The possibilities gained by the development within the field of computer technology have also increased the amount of processed data available to a pilot containing situation awareness information, relevant for decision making. This in combination with presentation of flight critical data, related to for example navigation, adds to the number of interactive presentations that are necessary and/or desired to provide in a cockpit display system.
Operating an aerial vehicle based on interacting with avionics arranged to control the operations of the aerial vehicle in a safe fashion typically require access to the flight critical data such as for example data associated to an altimeter, attitude indicator, heading indicator, and airspeed indicator. Operators typically depend upon the flight critical data and data provided from other instruments to provide the information necessary for controlling the aerial vehicle under all stages of flight. Access to the flight critical data is particularly important during operations when visibility is limited and when the pilot does not have a horizon, a view of land, or any other visual references. Hence, a failure to provide the flight critical data to the operator during any stage of flight could prove disastrous.
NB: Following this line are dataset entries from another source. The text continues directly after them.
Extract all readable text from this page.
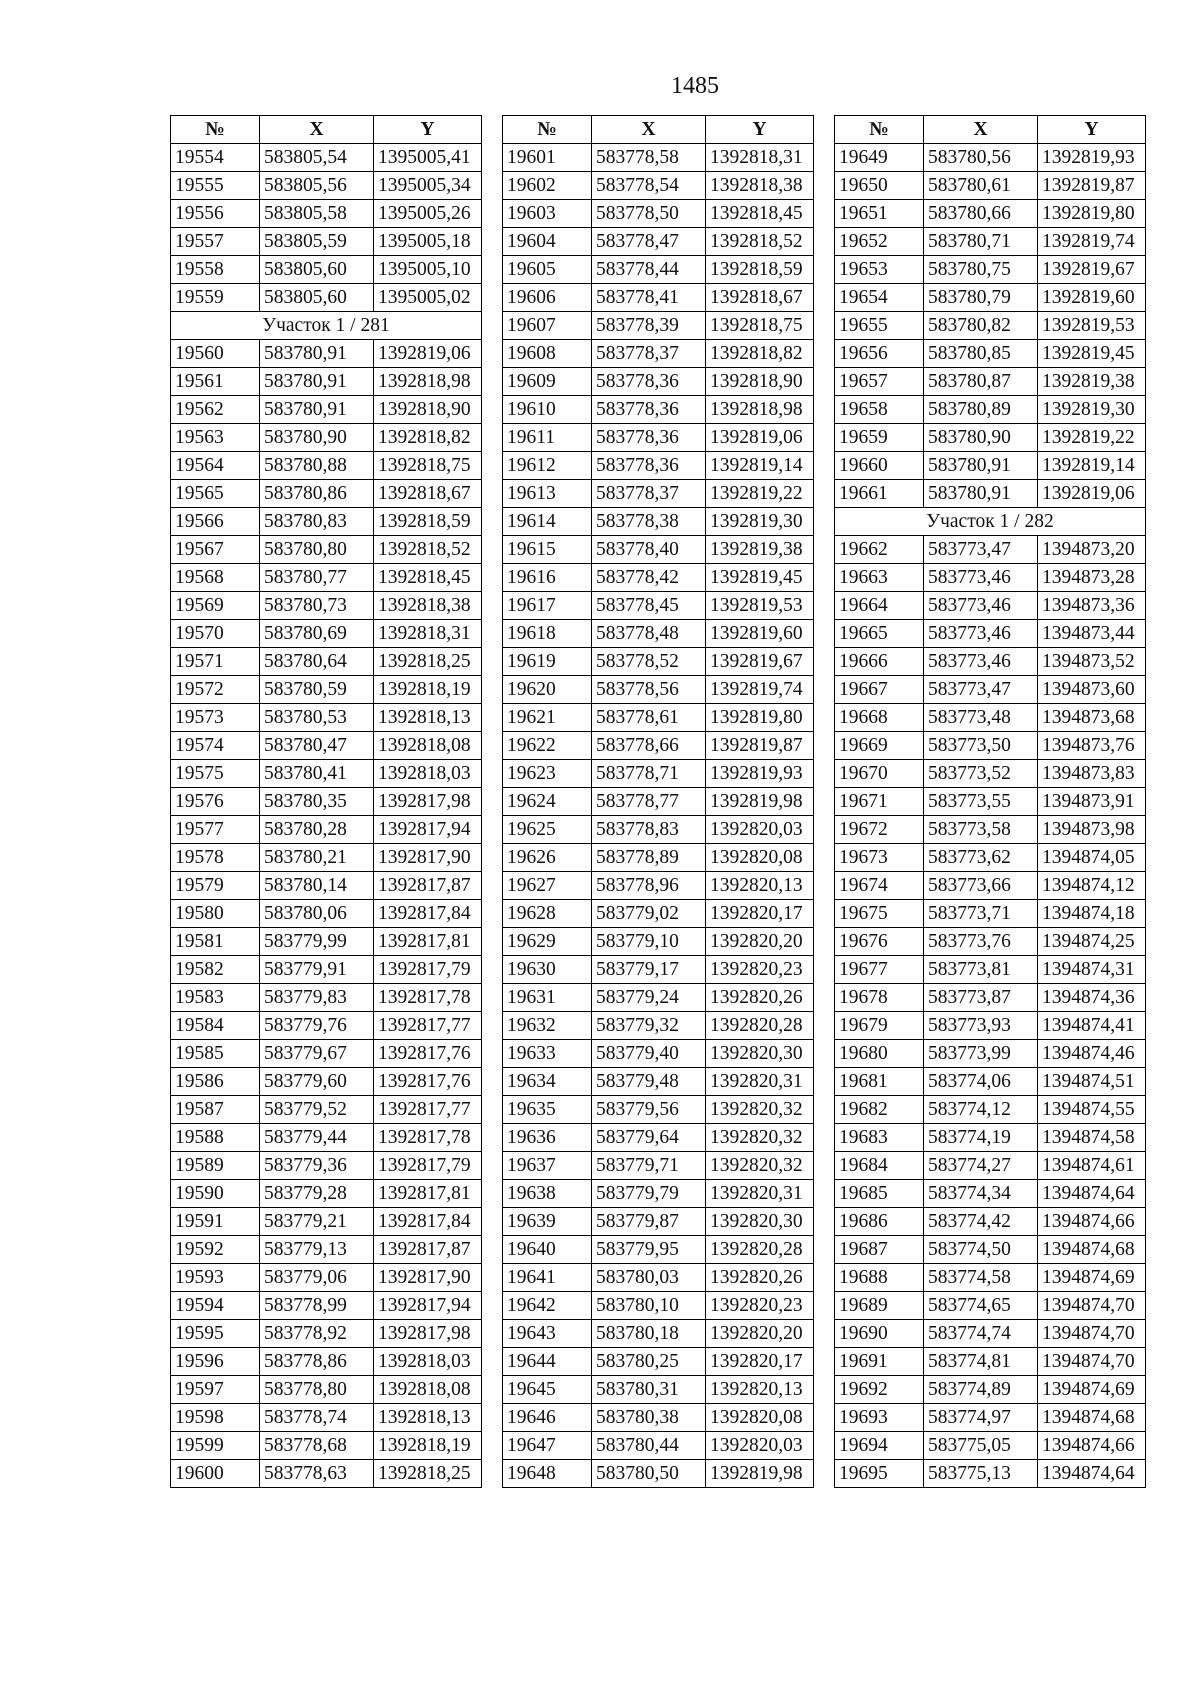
1485
№	X	Y
19554	583805,54	1395005,41
19555	583805,56	1395005,34
19556	583805,58	1395005,26
19557	583805,59	1395005,18
19558	583805,60	1395005,10
19559	583805,60	1395005,02
Участок 1 / 281		
19560	583780,91	1392819,06
19561	583780,91	1392818,98
19562	583780,91	1392818,90
19563	583780,90	1392818,82
19564	583780,88	1392818,75
19565	583780,86	1392818,67
19566	583780,83	1392818,59
19567	583780,80	1392818,52
19568	583780,77	1392818,45
19569	583780,73	1392818,38
19570	583780,69	1392818,31
19571	583780,64	1392818,25
19572	583780,59	1392818,19
19573	583780,53	1392818,13
19574	583780,47	1392818,08
19575	583780,41	1392818,03
19576	583780,35	1392817,98
19577	583780,28	1392817,94
19578	583780,21	1392817,90
19579	583780,14	1392817,87
19580	583780,06	1392817,84
19581	583779,99	1392817,81
19582	583779,91	1392817,79
19583	583779,83	1392817,78
19584	583779,76	1392817,77
19585	583779,67	1392817,76
19586	583779,60	1392817,76
19587	583779,52	1392817,77
19588	583779,44	1392817,78
19589	583779,36	1392817,79
19590	583779,28	1392817,81
19591	583779,21	1392817,84
19592	583779,13	1392817,87
19593	583779,06	1392817,90
19594	583778,99	1392817,94
19595	583778,92	1392817,98
19596	583778,86	1392818,03
19597	583778,80	1392818,08
19598	583778,74	1392818,13
19599	583778,68	1392818,19
19600	583778,63	1392818,25
№	X	Y
19601	583778,58	1392818,31
19602	583778,54	1392818,38
19603	583778,50	1392818,45
19604	583778,47	1392818,52
19605	583778,44	1392818,59
19606	583778,41	1392818,67
19607	583778,39	1392818,75
19608	583778,37	1392818,82
19609	583778,36	1392818,90
19610	583778,36	1392818,98
19611	583778,36	1392819,06
19612	583778,36	1392819,14
19613	583778,37	1392819,22
19614	583778,38	1392819,30
19615	583778,40	1392819,38
19616	583778,42	1392819,45
19617	583778,45	1392819,53
19618	583778,48	1392819,60
19619	583778,52	1392819,67
19620	583778,56	1392819,74
19621	583778,61	1392819,80
19622	583778,66	1392819,87
19623	583778,71	1392819,93
19624	583778,77	1392819,98
19625	583778,83	1392820,03
19626	583778,89	1392820,08
19627	583778,96	1392820,13
19628	583779,02	1392820,17
19629	583779,10	1392820,20
19630	583779,17	1392820,23
19631	583779,24	1392820,26
19632	583779,32	1392820,28
19633	583779,40	1392820,30
19634	583779,48	1392820,31
19635	583779,56	1392820,32
19636	583779,64	1392820,32
19637	583779,71	1392820,32
19638	583779,79	1392820,31
19639	583779,87	1392820,30
19640	583779,95	1392820,28
19641	583780,03	1392820,26
19642	583780,10	1392820,23
19643	583780,18	1392820,20
19644	583780,25	1392820,17
19645	583780,31	1392820,13
19646	583780,38	1392820,08
19647	583780,44	1392820,03
19648	583780,50	1392819,98
№	X	Y
19649	583780,56	1392819,93
19650	583780,61	1392819,87
19651	583780,66	1392819,80
19652	583780,71	1392819,74
19653	583780,75	1392819,67
19654	583780,79	1392819,60
19655	583780,82	1392819,53
19656	583780,85	1392819,45
19657	583780,87	1392819,38
19658	583780,89	1392819,30
19659	583780,90	1392819,22
19660	583780,91	1392819,14
19661	583780,91	1392819,06
Участок 1 / 282		
19662	583773,47	1394873,20
19663	583773,46	1394873,28
19664	583773,46	1394873,36
19665	583773,46	1394873,44
19666	583773,46	1394873,52
19667	583773,47	1394873,60
19668	583773,48	1394873,68
19669	583773,50	1394873,76
19670	583773,52	1394873,83
19671	583773,55	1394873,91
19672	583773,58	1394873,98
19673	583773,62	1394874,05
19674	583773,66	1394874,12
19675	583773,71	1394874,18
19676	583773,76	1394874,25
19677	583773,81	1394874,31
19678	583773,87	1394874,36
19679	583773,93	1394874,41
19680	583773,99	1394874,46
19681	583774,06	1394874,51
19682	583774,12	1394874,55
19683	583774,19	1394874,58
19684	583774,27	1394874,61
19685	583774,34	1394874,64
19686	583774,42	1394874,66
19687	583774,50	1394874,68
19688	583774,58	1394874,69
19689	583774,65	1394874,70
19690	583774,74	1394874,70
19691	583774,81	1394874,70
19692	583774,89	1394874,69
19693	583774,97	1394874,68
19694	583775,05	1394874,66
19695	583775,13	1394874,64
In order to assure safe operations of the aerial vehicle the display system typically comprise some sort of built in redundancy mechanism to enable displaying the flight critical data in the event of a failure of the display system.
However, the display systems according to prior art tends to require complex redundancy configurations in order to provide for an operator interacting with avionics via the display systems in a safe fashion.
Accordingly, there is a need to present improvements in the art of avionics and displays.